On the House side, Representative Ileana Ros-Lehtinen of Miami is MEK’s leading supporter, as a full-page MEK ad in the New York Times made clear on January 15, 2003.  She is a member of the Committee on International Relations and considered a leading contender for its chairmanship after this year’s elections.  Re-elected continuously since 1988 with the help of south Florida’s powerful Cuban and Zionist extremists, she is known for authoring or co-sponsoring all legislation that promote sanctions or regime change against Syria, Iran, Cuba, and lately Venezuela.  This is how former US diplomat Wayne Smith describes the Ros-Lehtinen’s fondness for friendly terrorists:

[O]n June 15 [2005,] Venezuela again formally asked the U.S. government to extradite [self-described serial bomber Luis Posada] to Venezuela. . . . And how did Posada get out of prison in Panama and return to Miami?  Why, because U.S. Rep. Ileana Ros-Lehtinen and her two congressional colleagues, Lincoln and Mario Díaz Balart, wrote to then-President Mireya Moscoso requesting that she pardon him . . . .
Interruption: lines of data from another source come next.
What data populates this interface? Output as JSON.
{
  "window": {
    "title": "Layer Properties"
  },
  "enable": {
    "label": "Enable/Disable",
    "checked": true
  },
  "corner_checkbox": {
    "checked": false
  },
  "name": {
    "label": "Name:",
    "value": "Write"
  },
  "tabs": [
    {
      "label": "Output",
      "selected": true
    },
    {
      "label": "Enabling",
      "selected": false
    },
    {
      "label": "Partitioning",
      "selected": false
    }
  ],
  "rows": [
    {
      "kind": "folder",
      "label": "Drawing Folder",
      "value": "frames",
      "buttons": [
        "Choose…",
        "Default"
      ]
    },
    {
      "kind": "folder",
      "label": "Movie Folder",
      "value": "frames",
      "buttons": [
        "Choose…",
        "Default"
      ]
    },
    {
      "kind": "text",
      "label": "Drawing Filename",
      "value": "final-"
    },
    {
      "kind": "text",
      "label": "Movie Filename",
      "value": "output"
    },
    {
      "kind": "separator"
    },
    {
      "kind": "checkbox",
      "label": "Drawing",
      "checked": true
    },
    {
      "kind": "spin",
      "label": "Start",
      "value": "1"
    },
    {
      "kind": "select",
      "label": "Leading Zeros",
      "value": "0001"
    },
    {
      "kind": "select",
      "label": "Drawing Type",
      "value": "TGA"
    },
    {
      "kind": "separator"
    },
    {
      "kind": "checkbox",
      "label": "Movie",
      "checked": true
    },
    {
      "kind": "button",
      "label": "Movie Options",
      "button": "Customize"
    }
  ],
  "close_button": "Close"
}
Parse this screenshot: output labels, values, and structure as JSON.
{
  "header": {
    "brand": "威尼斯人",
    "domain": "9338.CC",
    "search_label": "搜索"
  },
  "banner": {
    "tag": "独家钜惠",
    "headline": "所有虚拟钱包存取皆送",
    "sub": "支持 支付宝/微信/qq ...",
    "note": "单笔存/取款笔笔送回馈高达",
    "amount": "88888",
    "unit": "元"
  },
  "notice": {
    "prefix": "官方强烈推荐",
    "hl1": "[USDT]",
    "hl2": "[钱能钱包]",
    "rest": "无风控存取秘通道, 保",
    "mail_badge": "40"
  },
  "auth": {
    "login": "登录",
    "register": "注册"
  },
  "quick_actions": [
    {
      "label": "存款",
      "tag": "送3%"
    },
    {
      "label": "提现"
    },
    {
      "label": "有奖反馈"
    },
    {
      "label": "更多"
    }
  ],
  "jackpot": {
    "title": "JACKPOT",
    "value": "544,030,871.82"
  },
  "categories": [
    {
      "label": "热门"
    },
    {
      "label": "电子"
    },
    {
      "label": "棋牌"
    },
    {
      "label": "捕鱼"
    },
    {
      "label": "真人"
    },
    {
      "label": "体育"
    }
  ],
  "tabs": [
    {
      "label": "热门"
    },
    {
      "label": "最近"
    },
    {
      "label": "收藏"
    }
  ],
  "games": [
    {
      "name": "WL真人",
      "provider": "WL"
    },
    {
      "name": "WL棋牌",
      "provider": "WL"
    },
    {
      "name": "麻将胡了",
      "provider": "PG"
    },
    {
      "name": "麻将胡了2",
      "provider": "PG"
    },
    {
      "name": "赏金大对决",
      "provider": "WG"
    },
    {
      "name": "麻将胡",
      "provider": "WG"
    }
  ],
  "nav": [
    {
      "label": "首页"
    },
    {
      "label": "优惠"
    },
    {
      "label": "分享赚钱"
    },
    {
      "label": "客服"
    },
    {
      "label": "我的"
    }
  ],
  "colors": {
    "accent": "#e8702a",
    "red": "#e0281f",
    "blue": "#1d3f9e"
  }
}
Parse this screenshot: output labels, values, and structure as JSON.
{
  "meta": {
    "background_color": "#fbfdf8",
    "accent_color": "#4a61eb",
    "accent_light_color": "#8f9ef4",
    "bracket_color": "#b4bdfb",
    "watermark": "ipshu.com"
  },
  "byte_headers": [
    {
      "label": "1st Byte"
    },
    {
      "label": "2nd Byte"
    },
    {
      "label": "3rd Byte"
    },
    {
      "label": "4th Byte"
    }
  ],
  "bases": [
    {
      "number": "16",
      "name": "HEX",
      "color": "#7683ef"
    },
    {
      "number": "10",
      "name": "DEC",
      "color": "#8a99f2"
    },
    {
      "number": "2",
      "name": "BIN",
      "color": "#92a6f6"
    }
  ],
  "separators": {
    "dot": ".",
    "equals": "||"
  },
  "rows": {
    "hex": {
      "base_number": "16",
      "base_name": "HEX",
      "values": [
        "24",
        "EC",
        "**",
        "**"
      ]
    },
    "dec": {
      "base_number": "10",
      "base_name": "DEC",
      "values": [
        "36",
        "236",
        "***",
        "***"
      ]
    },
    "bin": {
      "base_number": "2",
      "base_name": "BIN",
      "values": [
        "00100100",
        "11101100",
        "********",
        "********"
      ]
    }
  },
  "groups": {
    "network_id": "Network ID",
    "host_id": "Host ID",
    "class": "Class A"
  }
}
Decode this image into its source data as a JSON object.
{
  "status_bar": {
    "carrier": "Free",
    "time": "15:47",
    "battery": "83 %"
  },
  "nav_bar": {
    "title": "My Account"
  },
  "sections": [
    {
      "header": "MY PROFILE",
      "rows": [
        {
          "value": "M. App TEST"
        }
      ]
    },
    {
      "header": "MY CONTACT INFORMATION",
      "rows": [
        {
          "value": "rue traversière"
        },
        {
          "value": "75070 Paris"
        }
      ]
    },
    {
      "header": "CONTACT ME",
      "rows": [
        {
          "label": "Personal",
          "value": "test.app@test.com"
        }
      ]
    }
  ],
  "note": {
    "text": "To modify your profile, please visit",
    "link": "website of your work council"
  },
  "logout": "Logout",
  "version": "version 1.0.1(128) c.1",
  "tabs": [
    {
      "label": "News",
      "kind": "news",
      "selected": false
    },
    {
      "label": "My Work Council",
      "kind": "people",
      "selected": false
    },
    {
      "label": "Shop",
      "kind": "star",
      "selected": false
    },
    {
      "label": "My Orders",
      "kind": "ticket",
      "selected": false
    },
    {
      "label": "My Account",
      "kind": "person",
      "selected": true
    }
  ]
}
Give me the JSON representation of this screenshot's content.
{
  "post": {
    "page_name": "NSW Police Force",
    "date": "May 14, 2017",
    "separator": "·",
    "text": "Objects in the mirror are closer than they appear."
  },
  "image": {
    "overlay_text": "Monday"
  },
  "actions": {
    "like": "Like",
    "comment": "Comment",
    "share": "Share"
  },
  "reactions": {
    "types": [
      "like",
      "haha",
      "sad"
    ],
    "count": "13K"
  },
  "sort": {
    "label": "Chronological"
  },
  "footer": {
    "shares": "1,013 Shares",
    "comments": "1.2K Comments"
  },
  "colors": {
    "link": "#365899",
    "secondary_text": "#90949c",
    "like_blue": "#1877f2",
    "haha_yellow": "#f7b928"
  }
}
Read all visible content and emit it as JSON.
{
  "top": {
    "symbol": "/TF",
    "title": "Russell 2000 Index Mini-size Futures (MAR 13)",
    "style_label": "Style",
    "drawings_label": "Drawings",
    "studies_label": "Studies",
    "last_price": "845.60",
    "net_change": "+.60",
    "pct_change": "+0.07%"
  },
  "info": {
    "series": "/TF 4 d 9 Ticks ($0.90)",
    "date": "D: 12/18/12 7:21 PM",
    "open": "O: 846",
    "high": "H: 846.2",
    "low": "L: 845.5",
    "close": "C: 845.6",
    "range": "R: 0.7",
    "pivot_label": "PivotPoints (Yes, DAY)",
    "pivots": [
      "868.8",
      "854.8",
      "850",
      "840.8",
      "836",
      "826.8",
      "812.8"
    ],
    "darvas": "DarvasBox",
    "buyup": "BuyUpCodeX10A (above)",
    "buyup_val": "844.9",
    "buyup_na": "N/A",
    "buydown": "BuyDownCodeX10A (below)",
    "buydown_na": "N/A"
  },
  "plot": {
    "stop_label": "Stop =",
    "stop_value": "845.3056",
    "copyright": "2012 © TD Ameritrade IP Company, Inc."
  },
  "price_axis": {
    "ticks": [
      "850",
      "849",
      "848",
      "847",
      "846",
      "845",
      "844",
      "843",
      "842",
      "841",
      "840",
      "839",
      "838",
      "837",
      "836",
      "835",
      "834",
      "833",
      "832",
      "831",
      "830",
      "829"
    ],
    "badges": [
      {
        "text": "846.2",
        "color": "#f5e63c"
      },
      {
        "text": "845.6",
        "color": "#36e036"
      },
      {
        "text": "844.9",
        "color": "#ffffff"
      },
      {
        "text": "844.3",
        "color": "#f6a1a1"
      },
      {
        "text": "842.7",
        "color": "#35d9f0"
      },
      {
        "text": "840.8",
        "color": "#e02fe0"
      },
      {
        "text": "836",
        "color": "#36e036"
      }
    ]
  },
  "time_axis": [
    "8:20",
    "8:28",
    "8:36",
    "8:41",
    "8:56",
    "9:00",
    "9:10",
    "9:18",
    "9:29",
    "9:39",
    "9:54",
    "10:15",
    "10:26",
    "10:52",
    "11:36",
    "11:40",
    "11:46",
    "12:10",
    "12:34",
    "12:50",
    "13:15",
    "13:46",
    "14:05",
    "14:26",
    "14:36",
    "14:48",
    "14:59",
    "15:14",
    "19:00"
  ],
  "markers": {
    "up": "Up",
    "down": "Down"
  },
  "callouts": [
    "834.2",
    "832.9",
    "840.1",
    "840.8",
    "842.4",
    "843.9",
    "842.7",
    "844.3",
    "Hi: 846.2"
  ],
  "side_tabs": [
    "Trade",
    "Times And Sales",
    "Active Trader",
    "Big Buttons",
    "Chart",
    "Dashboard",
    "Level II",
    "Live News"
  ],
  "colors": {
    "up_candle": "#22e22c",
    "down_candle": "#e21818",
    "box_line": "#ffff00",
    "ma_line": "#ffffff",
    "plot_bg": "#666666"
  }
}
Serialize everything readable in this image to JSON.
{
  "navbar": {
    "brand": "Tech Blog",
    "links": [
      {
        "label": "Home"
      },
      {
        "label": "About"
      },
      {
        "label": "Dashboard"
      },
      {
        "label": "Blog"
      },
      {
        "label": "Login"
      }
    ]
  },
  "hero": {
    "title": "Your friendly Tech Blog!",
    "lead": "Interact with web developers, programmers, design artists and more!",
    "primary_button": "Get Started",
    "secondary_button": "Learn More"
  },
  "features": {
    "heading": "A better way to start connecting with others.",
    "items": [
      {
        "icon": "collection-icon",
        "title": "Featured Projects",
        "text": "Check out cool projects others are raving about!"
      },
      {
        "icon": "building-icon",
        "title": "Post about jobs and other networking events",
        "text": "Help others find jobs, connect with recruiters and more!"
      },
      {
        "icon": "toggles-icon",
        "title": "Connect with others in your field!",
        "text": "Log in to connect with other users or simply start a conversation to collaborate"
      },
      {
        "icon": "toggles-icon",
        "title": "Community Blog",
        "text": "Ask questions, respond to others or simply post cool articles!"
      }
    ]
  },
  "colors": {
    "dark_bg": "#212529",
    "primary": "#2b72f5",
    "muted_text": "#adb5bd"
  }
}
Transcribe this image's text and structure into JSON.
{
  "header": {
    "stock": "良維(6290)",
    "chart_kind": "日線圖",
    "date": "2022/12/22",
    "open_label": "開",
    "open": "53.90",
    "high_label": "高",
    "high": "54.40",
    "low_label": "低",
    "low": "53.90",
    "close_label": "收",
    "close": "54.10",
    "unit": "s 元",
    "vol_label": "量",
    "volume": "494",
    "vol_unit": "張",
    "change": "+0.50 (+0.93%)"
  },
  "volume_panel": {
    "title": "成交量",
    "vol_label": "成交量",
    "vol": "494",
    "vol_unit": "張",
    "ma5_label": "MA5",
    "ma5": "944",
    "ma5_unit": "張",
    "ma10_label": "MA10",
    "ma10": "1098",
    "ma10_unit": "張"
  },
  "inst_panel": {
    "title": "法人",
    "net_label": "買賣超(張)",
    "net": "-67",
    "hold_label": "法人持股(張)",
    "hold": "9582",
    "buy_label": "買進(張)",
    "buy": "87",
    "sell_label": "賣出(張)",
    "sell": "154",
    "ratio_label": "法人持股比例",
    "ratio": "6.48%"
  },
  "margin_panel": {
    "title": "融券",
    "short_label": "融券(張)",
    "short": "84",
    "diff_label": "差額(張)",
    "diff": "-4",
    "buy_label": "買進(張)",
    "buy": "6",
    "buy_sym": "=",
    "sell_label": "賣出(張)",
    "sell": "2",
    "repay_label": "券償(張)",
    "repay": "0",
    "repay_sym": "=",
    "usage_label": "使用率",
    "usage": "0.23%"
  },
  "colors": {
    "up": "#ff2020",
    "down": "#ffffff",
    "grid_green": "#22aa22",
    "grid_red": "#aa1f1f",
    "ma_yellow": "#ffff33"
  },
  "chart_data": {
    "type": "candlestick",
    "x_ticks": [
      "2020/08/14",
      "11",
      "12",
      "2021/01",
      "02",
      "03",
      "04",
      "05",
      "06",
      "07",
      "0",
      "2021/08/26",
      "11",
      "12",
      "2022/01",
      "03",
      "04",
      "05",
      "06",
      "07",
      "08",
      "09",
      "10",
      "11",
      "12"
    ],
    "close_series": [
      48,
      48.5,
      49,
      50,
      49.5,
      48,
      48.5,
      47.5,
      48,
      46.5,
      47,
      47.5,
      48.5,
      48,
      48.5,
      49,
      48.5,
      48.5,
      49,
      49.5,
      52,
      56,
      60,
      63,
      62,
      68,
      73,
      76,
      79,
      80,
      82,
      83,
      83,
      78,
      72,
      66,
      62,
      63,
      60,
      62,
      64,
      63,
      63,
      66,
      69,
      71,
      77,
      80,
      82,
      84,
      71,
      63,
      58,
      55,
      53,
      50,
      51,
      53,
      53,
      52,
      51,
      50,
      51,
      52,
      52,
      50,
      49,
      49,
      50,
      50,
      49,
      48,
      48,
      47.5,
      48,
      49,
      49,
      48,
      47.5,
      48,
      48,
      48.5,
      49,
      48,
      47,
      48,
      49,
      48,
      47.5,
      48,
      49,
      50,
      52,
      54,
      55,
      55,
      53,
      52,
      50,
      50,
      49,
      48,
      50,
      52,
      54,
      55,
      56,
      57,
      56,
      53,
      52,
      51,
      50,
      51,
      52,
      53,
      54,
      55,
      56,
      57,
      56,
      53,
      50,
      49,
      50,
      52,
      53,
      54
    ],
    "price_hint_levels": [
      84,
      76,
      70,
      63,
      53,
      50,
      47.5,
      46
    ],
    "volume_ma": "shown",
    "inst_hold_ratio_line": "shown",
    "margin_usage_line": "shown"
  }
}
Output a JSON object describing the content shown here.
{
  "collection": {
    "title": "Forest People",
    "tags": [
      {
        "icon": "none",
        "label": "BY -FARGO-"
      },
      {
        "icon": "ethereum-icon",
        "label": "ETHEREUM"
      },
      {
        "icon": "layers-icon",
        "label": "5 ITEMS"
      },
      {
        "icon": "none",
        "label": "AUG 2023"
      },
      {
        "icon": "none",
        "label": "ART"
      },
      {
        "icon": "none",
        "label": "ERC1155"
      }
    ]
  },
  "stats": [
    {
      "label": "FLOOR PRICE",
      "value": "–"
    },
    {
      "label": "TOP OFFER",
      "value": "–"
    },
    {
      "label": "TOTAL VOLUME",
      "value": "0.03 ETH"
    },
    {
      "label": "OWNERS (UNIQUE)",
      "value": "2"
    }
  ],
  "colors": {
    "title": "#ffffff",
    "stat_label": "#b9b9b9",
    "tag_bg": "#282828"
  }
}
Nor was this the first time Ros-Lehtinen had acted to free terrorists.  [Orlando] Bosch, also accused of being a mastermind of the 1976 Cubana airliner bombing, was released from Venezuelan prison under mysterious circumstances in 1987 and returned to Miami without a visa in 1988. . . . Urged on by Ileana Ros-Lehtinen and Jeb Bush — then managing her election campaign — the administration of George H.W. Bush approved a pardon for Bosch, who has lived freely ever since in Miami.


Based in Washington DC, Rostam Pourzal writes regularly on the politics of human rights.